Sua história de vida está contada no livro “Zidrone, uma linda história de amor”, escrita pelo marido, o doutor em Teologia e licenciado em Filosofia, Reginaldo Moreira, autor de vários livros sobre o espiritismo. O livro traz também depoimentos de diversas pessoas que ao longo dos anos conviveram com ela, entre familiares, pastores, amigos. Os depoimentos mais marcantes são do marido.

Zidrone, de família alemã, se casou com Reginaldo em 1985. Filha de Henrique Liebich, agricultor que doou suas terras e construiu o Lar que recebeu seu nome. Conforme Reginaldo, a ideia de escrever um livro sobre a esposa, veio dos longos anos ao seu lado, acompanhando suas atuações.

“Uma coisa que percebo é que as pessoas deixam para dar flores no tumulo, quando não tem mais jeito. Quando as pessoas morrem, são homenageadas, gastam dinheiro. O projeto de vida que enxerguei na minha esposa, sua disposição de servir, os anos que viveu em função dos outros e seu trabalho no lar das crianças, passou seis meses na Alemanha para construção das casas, me inspirou a dedicar essa obra em vida para ela, uma mulher digna de total reconhecimento”.

No livro está a história de como o casal se conheceu, na cidade de Maravilha/SC e o casamento que aconteceu em Monte Alvão, interior de Ajuricaba, em 1985. “Concluo o livro comparando ela a Maria, que também teve no seu coração o desejo de servir”.

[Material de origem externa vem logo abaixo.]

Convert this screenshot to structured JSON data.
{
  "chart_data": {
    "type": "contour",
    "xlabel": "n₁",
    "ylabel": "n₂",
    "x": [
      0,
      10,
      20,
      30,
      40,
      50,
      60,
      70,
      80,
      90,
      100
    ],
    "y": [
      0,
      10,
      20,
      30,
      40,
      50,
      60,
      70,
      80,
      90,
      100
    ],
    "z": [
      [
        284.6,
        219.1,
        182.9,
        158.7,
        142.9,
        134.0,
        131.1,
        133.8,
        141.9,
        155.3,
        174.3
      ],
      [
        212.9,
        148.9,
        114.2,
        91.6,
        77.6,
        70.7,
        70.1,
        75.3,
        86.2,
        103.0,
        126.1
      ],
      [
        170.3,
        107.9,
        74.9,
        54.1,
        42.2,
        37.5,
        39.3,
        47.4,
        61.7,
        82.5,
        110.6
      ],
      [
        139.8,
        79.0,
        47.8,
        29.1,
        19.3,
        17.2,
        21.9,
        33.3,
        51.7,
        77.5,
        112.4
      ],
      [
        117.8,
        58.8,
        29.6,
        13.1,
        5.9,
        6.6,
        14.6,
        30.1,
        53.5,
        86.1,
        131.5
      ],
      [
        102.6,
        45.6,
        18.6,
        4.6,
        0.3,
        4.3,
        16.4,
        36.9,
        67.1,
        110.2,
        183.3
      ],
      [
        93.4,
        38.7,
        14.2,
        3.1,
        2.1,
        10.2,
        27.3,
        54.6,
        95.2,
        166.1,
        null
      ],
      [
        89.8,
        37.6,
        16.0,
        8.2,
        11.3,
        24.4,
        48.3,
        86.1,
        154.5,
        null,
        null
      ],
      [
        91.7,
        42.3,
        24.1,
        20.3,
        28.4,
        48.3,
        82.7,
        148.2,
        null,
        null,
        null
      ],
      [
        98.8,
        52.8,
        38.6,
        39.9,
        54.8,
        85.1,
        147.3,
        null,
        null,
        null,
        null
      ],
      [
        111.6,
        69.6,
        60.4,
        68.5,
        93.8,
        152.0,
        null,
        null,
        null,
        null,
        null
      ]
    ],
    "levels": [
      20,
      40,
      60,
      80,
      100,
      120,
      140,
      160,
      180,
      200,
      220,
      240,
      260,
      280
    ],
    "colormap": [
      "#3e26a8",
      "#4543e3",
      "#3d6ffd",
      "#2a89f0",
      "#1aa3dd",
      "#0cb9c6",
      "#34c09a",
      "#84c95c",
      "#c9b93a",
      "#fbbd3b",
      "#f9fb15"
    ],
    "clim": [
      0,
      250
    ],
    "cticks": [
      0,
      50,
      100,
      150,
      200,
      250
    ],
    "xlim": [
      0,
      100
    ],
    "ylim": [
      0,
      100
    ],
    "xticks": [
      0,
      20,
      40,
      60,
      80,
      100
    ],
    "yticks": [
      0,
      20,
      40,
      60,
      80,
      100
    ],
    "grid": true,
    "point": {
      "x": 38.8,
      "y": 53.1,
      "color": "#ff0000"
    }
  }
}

Zidrone diz que muito de sua história tem a ver com o que foi deixado pelos pais. “Meu amor pelas crianças sempre foi muito grande e tive a oportunidade de ajudar os pequenos, vi que as crianças são vida, são o futuro. Um dia recolhemos uma criança abandonada na casa de nossa família, nos anos 50. E depois percebi que muitas crianças também eram abandonadas em muitos locais, especialmente quando houve a transição no interior, do trabalho manual para a máquina, houve muito desemprego, muita pobreza e muito abandono”.

Prestes a completar 84 anos, Zidrone diz que receber essa homenagem é algo gratificante. “Minha vida foi dedica ao serviço de Cristo, quando ele passou por nossa terra, ele dedicou toda a sua vida a servir, curando, ajudando as pessoas. Considero o livro uma benção.

Estou muito feliz e foi um tempo de expectativa que passei, para ver o livro. Fiquei satisfeita e peço a Deus que esse legado desperte outras pessoas a ajudar, principalmente ajudar os mais pobres”.